Tourist Information Booklets

Close co-operation between the malaria control authorities in Jozini and the Medical Research Council has led to the development of a GIS-based malaria information system. These data clearly outline that many of the earmarked tourist development nodes are relatively malaria free, information that is not generally available to the public. Malaria distribution/risk data is currently made available to tourists at the district level. Data from the highest risk district in South Africa show that if mapped as 200 district sub-divisions, malaria is far from evenly distributed at this level. Some large areas are practically malaria-free while areas such as those adjacent to Ndumu Game Reserve have more than 500 malaria cases per 1000 head of population. Data at this scale are vital to dispensing appropriate information on malaria risk to tourism facilities. The MRC is continually updating detailed maps showing risk levels and risk periods at tourist destinations.

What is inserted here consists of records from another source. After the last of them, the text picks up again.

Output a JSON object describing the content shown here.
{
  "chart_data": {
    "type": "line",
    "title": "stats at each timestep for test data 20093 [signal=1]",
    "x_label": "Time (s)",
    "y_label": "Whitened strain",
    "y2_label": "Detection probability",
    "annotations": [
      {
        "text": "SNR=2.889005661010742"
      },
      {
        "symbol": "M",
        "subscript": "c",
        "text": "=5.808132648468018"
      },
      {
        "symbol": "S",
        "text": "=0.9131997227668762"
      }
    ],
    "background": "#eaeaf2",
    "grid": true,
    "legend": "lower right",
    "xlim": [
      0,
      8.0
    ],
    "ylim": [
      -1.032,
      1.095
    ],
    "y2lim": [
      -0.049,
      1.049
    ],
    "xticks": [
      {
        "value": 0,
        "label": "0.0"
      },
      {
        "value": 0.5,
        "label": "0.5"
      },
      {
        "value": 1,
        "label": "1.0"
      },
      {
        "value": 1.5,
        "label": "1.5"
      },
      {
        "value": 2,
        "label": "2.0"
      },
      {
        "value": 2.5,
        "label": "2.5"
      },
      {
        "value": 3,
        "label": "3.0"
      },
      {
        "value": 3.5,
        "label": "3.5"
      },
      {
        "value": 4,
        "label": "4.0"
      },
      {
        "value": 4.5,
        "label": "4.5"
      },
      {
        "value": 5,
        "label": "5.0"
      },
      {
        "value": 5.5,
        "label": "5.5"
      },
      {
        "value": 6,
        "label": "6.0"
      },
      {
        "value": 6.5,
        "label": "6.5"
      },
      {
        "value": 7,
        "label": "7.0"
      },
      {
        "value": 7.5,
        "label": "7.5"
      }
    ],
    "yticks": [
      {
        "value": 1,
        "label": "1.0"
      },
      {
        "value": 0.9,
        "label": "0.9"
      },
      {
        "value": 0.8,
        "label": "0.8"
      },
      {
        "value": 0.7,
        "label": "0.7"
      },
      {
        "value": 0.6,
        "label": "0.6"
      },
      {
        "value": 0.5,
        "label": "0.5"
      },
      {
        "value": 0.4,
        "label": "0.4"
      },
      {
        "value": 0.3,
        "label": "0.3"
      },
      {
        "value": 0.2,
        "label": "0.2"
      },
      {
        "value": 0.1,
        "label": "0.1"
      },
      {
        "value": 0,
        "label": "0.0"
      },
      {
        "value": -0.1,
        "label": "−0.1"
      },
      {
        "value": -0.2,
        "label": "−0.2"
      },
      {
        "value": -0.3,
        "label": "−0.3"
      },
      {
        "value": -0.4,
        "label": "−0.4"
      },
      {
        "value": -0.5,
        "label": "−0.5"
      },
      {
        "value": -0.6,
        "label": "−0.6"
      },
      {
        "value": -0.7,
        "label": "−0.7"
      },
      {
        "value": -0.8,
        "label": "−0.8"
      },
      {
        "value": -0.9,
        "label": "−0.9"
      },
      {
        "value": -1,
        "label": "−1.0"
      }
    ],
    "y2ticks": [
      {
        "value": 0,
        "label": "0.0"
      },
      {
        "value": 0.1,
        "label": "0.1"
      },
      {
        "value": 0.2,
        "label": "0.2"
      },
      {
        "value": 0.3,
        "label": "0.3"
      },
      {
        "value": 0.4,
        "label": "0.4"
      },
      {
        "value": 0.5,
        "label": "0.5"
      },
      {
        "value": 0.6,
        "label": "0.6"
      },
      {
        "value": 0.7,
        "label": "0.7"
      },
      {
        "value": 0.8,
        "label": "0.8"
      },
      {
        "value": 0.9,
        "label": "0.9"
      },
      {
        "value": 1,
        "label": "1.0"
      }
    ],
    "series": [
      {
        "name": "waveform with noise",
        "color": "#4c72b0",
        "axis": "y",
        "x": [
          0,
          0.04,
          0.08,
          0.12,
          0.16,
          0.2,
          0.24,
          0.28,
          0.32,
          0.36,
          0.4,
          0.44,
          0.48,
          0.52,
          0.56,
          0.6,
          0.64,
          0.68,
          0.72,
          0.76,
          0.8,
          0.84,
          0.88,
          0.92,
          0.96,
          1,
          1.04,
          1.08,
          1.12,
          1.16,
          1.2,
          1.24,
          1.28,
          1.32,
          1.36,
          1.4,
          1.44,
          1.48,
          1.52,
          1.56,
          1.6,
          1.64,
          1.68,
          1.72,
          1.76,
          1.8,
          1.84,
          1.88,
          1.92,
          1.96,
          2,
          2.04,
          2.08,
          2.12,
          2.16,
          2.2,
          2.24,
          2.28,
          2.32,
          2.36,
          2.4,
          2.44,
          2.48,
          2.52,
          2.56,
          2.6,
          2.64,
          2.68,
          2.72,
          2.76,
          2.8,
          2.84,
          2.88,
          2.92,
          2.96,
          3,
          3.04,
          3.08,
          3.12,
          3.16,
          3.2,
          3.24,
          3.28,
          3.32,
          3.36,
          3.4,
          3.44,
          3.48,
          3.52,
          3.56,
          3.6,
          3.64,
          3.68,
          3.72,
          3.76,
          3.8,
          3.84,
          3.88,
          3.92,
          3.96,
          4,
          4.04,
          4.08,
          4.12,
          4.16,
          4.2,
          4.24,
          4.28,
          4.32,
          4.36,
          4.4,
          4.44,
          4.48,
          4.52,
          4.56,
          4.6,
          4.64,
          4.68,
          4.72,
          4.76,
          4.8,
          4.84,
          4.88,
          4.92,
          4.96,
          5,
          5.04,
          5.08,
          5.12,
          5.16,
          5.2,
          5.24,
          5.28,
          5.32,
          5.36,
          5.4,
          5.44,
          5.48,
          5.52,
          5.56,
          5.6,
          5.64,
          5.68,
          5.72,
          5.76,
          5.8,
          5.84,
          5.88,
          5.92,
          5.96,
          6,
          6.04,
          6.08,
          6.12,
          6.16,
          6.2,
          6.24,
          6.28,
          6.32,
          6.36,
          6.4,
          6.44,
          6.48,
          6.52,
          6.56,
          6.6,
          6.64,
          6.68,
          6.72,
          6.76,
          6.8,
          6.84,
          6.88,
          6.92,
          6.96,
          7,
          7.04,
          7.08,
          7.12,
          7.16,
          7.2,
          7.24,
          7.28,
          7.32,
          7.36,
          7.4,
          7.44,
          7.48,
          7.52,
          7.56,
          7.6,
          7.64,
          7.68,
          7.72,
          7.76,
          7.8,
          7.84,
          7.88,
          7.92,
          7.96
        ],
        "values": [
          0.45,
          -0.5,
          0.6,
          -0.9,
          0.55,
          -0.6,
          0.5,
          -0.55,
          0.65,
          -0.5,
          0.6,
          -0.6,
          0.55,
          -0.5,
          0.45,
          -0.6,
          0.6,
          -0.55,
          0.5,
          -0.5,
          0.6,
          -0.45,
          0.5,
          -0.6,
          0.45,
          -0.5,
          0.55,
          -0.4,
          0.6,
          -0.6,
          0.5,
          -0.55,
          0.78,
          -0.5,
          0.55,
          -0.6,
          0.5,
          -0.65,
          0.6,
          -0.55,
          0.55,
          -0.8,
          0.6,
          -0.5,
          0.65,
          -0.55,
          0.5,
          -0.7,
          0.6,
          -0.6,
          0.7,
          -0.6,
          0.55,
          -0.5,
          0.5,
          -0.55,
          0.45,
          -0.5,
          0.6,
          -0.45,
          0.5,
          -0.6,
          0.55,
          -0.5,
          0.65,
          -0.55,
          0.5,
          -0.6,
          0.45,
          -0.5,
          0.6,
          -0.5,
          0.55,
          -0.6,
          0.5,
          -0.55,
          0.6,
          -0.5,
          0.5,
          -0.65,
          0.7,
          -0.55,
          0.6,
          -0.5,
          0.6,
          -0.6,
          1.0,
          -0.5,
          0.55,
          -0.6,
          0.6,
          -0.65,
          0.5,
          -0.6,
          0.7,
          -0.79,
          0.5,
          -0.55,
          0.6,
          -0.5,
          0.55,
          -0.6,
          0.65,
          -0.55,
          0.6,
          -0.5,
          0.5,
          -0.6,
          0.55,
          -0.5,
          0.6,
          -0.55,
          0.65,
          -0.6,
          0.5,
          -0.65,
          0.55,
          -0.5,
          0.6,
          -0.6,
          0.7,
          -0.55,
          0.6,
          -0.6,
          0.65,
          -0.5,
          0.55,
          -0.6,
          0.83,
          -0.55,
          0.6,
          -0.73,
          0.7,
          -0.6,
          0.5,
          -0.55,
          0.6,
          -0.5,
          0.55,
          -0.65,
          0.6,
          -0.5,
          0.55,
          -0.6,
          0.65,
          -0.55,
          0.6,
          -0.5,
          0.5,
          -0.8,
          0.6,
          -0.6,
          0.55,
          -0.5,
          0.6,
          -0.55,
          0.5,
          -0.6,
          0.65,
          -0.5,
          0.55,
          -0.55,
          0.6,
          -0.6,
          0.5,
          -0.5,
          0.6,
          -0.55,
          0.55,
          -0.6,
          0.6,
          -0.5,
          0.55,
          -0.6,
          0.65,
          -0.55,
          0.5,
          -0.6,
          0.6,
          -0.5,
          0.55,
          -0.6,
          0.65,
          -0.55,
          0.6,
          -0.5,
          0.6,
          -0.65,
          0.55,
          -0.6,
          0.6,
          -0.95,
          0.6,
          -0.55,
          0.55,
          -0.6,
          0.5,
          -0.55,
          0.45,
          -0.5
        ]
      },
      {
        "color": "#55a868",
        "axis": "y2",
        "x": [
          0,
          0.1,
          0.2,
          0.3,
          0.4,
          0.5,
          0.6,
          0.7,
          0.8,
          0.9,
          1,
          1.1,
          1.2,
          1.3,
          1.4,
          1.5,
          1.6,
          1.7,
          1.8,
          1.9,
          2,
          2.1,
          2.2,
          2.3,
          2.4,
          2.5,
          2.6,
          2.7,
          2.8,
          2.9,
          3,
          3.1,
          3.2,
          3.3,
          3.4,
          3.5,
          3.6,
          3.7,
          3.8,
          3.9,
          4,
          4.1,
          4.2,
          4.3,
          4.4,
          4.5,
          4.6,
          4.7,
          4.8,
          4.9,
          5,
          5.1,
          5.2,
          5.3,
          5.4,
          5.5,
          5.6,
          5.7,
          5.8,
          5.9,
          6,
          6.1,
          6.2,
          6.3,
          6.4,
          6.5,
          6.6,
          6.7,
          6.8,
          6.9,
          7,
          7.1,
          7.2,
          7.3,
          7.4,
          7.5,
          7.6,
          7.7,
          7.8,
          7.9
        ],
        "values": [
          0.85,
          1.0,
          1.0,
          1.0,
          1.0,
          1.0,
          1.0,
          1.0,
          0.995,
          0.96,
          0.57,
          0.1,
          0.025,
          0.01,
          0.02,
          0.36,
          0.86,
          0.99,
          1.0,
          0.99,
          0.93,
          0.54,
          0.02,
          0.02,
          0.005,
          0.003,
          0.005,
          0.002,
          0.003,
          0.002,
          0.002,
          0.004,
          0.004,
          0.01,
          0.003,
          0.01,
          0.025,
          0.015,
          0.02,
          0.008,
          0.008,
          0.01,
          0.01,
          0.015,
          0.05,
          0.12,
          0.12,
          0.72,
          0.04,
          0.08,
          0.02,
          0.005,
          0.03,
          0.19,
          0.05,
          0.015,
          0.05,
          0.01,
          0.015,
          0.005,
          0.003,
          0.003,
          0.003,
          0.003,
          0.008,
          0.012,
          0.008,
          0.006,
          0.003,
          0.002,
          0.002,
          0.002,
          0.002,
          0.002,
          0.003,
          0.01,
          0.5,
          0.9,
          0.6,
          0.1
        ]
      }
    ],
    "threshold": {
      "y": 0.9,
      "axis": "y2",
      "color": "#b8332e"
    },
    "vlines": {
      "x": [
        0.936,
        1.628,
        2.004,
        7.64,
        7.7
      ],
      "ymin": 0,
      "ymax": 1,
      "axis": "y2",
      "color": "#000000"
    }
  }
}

Information on personal protection and prophylactic measures is available in a booklet. The southern African Malaria Initiative whose steering committee is comprised of members from South Africa, Mozambique, Swaziland and Botswana, concluded, at a recent regional meeting,  that the drawing up of such information booklets was of regional importance. The booklet is currently being updated and will be distributed early in 2004. A malaria update including risk maps was made available to all facility owners in KwaZulu-Natal during 2003 and at the Tourism Indaba, and these were also made available to tourists following interviews.